Folks still recognize Allan Hawco as Jake Doyle, the impulsive, wise-cracking, GTO-driving half of a St. John’s father and son private-eye series Republic of Doyle on CBC television.

“Not many of us get national recognition in this business in Canada,” shares the 40-year-old via telephone from his home in Newfoundland’s provincial capital. “If you are lucky enough to have achieved that, well, I have a great level of appreciation for it. Your currency as a performer is in the people who want to watch you, and Doyle fans were very loyal.”

The hit series ended in 2014 after six seasons when its writers “reached our creative conclusion” and has since vaulted into the Netflix realm.

That hasn’t slowed the native Newfoundlander down, however; Hawco has just finished production of Caught, a four-episode CBC television series set to air in 2018. Based on a novel by Newfoundland writer Lisa Moore, it is an action-packed drama about a drug smuggler who breaks out of jail and goes in pursuit of his former partner.

Caught was wonderful, flawless in production. When I read it, I loved the plot and characters, so I called Lisa immediately and told her we wanted to make it into a series.”

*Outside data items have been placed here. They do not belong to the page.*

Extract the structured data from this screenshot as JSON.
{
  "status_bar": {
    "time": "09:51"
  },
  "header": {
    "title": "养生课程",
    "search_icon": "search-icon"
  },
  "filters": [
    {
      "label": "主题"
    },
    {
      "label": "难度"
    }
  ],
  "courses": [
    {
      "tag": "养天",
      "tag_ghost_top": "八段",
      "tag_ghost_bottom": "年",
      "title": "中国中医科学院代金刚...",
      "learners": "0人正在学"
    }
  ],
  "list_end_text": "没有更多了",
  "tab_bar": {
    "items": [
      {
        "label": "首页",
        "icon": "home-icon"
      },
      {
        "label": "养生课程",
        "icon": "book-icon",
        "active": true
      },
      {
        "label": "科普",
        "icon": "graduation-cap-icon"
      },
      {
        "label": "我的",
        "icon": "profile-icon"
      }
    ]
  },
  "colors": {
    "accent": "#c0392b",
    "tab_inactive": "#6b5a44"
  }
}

He expects the series will be destined for more than four episodes, and is also hoping for a third season of Frontier, a fiction-based Netflix-Discovery Channel historical series based on the once lucrative Canadian fur trade.

“Long before oil we had furs, so the show is about warring factions fighting for control of a valuable commodity.”

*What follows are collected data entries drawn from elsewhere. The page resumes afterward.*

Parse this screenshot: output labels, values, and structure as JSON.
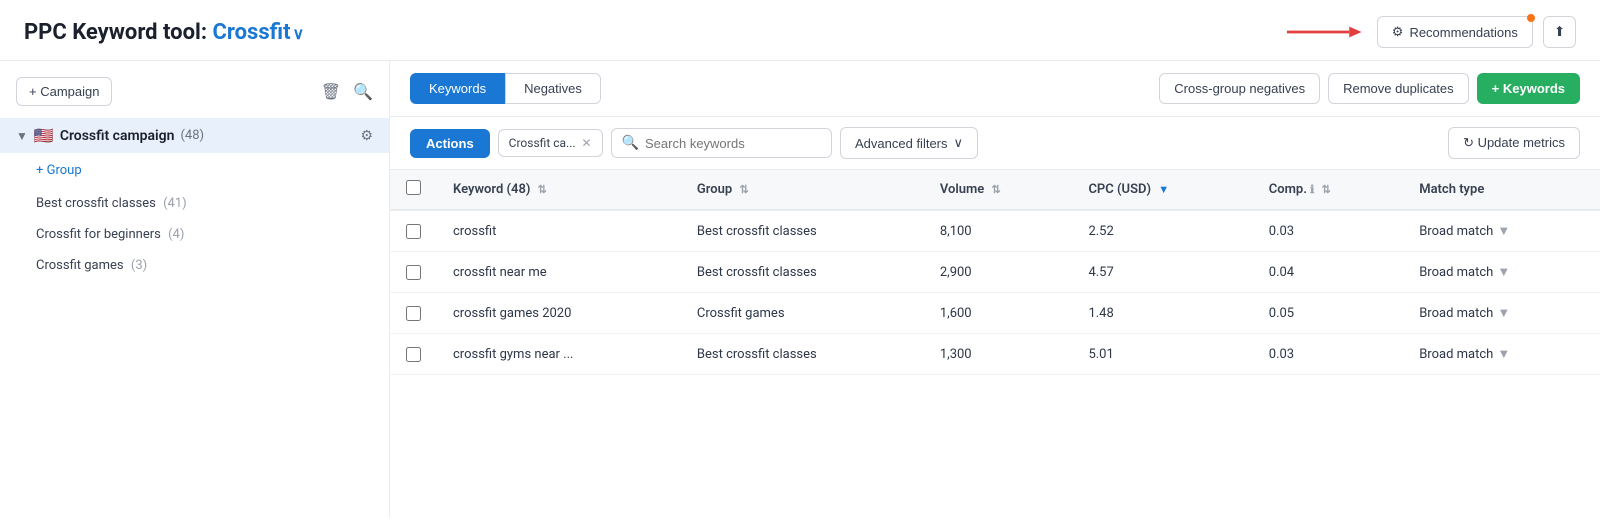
{
  "header": {
    "title_prefix": "PPC Keyword tool: ",
    "title_highlight": "Crossfit",
    "chevron": "∨",
    "recommendations_label": "Recommendations",
    "export_label": "⬆"
  },
  "sidebar": {
    "add_campaign_label": "+ Campaign",
    "campaign": {
      "name": "Crossfit campaign",
      "count": "(48)",
      "flag": "🇺🇸"
    },
    "add_group_label": "+ Group",
    "groups": [
      {
        "name": "Best crossfit classes",
        "count": "(41)"
      },
      {
        "name": "Crossfit for beginners",
        "count": "(4)"
      },
      {
        "name": "Crossfit games",
        "count": "(3)"
      }
    ]
  },
  "tabs": {
    "keywords_label": "Keywords",
    "negatives_label": "Negatives"
  },
  "action_buttons": {
    "cross_group_negatives": "Cross-group negatives",
    "remove_duplicates": "Remove duplicates",
    "add_keywords": "+ Keywords"
  },
  "filter_bar": {
    "actions_label": "Actions",
    "campaign_chip_label": "Crossfit ca...",
    "search_placeholder": "Search keywords",
    "advanced_filters_label": "Advanced filters",
    "chevron": "∨",
    "update_metrics_label": "↻  Update metrics"
  },
  "table": {
    "columns": [
      {
        "id": "checkbox",
        "label": ""
      },
      {
        "id": "keyword",
        "label": "Keyword (48)",
        "sortable": true
      },
      {
        "id": "group",
        "label": "Group",
        "sortable": true
      },
      {
        "id": "volume",
        "label": "Volume",
        "sortable": true
      },
      {
        "id": "cpc",
        "label": "CPC (USD)",
        "sortable": true,
        "sort_active": true,
        "sort_dir": "desc"
      },
      {
        "id": "comp",
        "label": "Comp.",
        "sortable": true,
        "info": true
      },
      {
        "id": "match_type",
        "label": "Match type"
      }
    ],
    "rows": [
      {
        "keyword": "crossfit",
        "group": "Best crossfit classes",
        "volume": "8,100",
        "cpc": "2.52",
        "comp": "0.03",
        "match_type": "Broad match"
      },
      {
        "keyword": "crossfit near me",
        "group": "Best crossfit classes",
        "volume": "2,900",
        "cpc": "4.57",
        "comp": "0.04",
        "match_type": "Broad match"
      },
      {
        "keyword": "crossfit games 2020",
        "group": "Crossfit games",
        "volume": "1,600",
        "cpc": "1.48",
        "comp": "0.05",
        "match_type": "Broad match"
      },
      {
        "keyword": "crossfit gyms near ...",
        "group": "Best crossfit classes",
        "volume": "1,300",
        "cpc": "5.01",
        "comp": "0.03",
        "match_type": "Broad match"
      }
    ]
  }
}
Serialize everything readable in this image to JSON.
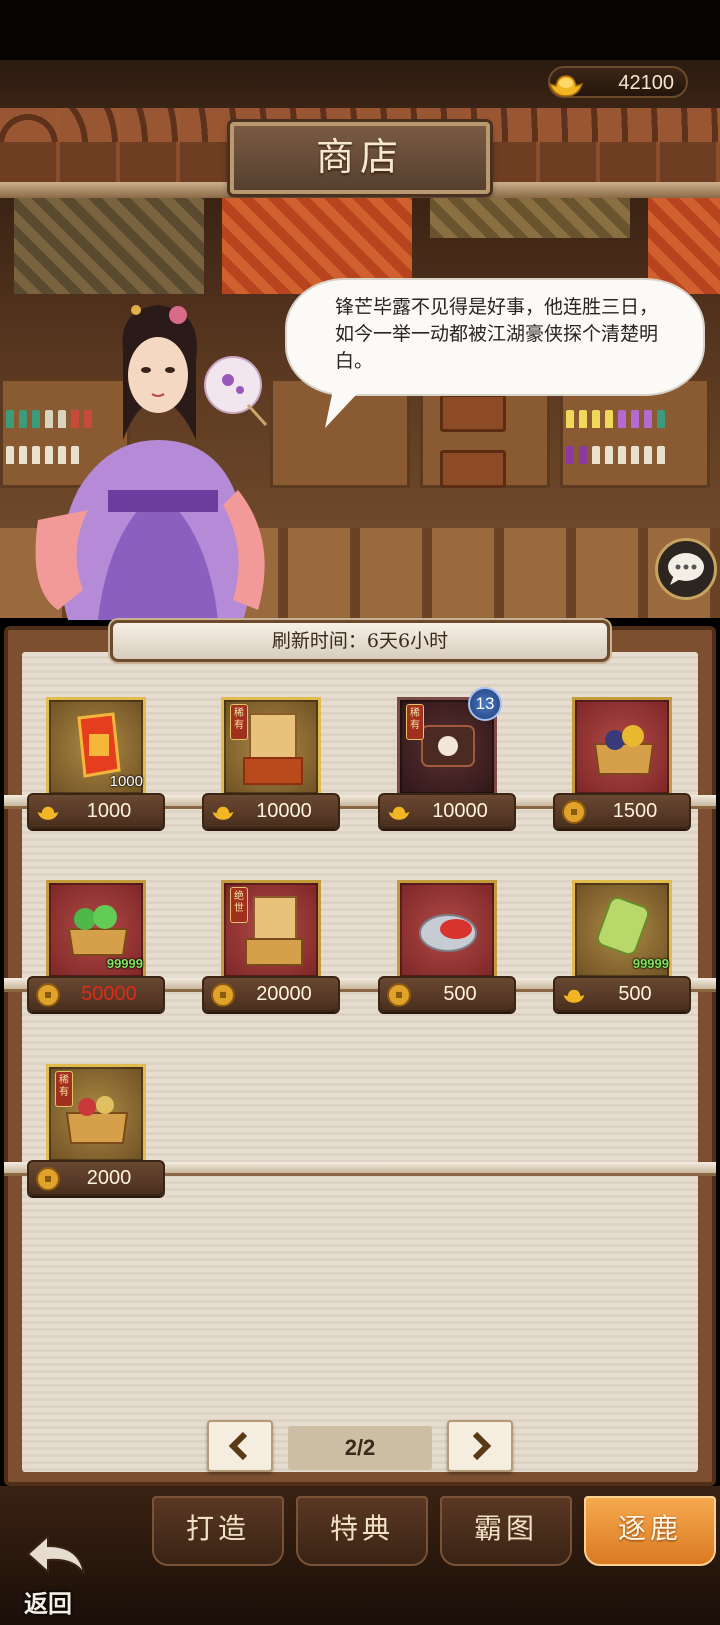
{
  "currency": {
    "gold": "42100",
    "icon": "gold-ingot-icon"
  },
  "header": {
    "title": "商店"
  },
  "npc": {
    "dialogue": "锋芒毕露不见得是好事，他连胜三日，如今一举一动都被江湖豪侠探个清楚明白。"
  },
  "shop": {
    "refresh": "刷新时间：6天6小时",
    "items": [
      {
        "name": "red-token-item",
        "count": "1000",
        "price": "1000",
        "currency": "gold-ingot-icon"
      },
      {
        "name": "rare-scroll-chest-item",
        "tag": "稀有",
        "price": "10000",
        "currency": "gold-ingot-icon"
      },
      {
        "name": "rare-sealed-scroll-item",
        "tag": "稀有",
        "badge": "13",
        "price": "10000",
        "currency": "gold-ingot-icon"
      },
      {
        "name": "ore-chest-item",
        "price": "1500",
        "currency": "coin-icon"
      },
      {
        "name": "jade-chest-item",
        "count": "99999",
        "price": "50000",
        "price_color": "#e02a1a",
        "currency": "coin-icon"
      },
      {
        "name": "legendary-scroll-chest-item",
        "tag": "绝世",
        "price": "20000",
        "currency": "coin-icon"
      },
      {
        "name": "rouge-box-item",
        "price": "500",
        "currency": "coin-icon"
      },
      {
        "name": "jade-tablet-item",
        "count": "99999",
        "price": "500",
        "currency": "gold-ingot-icon"
      },
      {
        "name": "rare-treasure-box-item",
        "tag": "稀有",
        "price": "2000",
        "currency": "coin-icon"
      }
    ]
  },
  "pager": {
    "label": "2/2",
    "prev": "chevron-left-icon",
    "next": "chevron-right-icon"
  },
  "tabs": [
    {
      "label": "打造"
    },
    {
      "label": "特典"
    },
    {
      "label": "霸图"
    },
    {
      "label": "逐鹿",
      "active": true
    }
  ],
  "back": {
    "label": "返回"
  }
}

Along with five other partners, Hawco owns and operates Take the Shot Productions, a St. John’s company hell-bent on creating its own opportunities. Because he plays lead roles in Republic of Doyle, Frontier and Caught, he tends to get the attention he believes should be focused on the company.

“It is misleading to think it just me because I’ve got amazing partners, all with great skills and working hard here in Newfoundland.”

Hawco was born on Bell Island, off the Avalon Peninsula in Conception Bay, on the province’s east coast. His mother was an elementary school teacher, while his father worked on the ferry that connects the islet to the Newfoundland mainland. He initially studied business at Memorial University in St. John’s, but was eventually drawn to stage production.

“I went to university because my mother made me,” he laughs. “I really wasn’t that interested in business, but I certainly see the irony of that now, considering how much of my time is tied up with business.”

When he announced to his parents that he would rather study theatre, the brilliance of his plan was not immediately clear, particularly to his mother.

“I auditioned for the National Theatre School of Canada and was one of about 12 students accepted, so that conferred a degree of legitimacy to what I wanted to do.”

He recalls a particular theatre school instructor telling him that his best chances for success would come by taking career matters into his own hands.

“He was right. I like to scout possibilities and I like to be in charge. I wanted to pick my own roles and without the star power to do that, my partners and I started our own production company.”

Although CBC offered him the part of renowned hockey commentator Don Cherry in a biographical series, Hawco brazenly countered with a proposal for Republic of Doyle - an idea he had been toying with since he was 19.

“CBC took a huge risk on us, and we may have given them a few reasons for panic in the early days. Film and TV is about the right fit, and it took us some time to find it because we had never made a series before.”

He is pleased that Republic of Doyle - and subsequent productions - has helped to put the province, and many of its talented actors and crew, on a bigger national stage.

“I think it took a long time for Canada to get to know Newfoundland, and for us to get to know Canadians. Until the 1970s, unless you were in fish or other commerce, there wasn’t much reason to come to Newfoundland. That’s all changed now.

“With Republic of Doyle, we felt we had a moral contract to produce a show that was authentic to our place. To have succeeded was sheer magic.”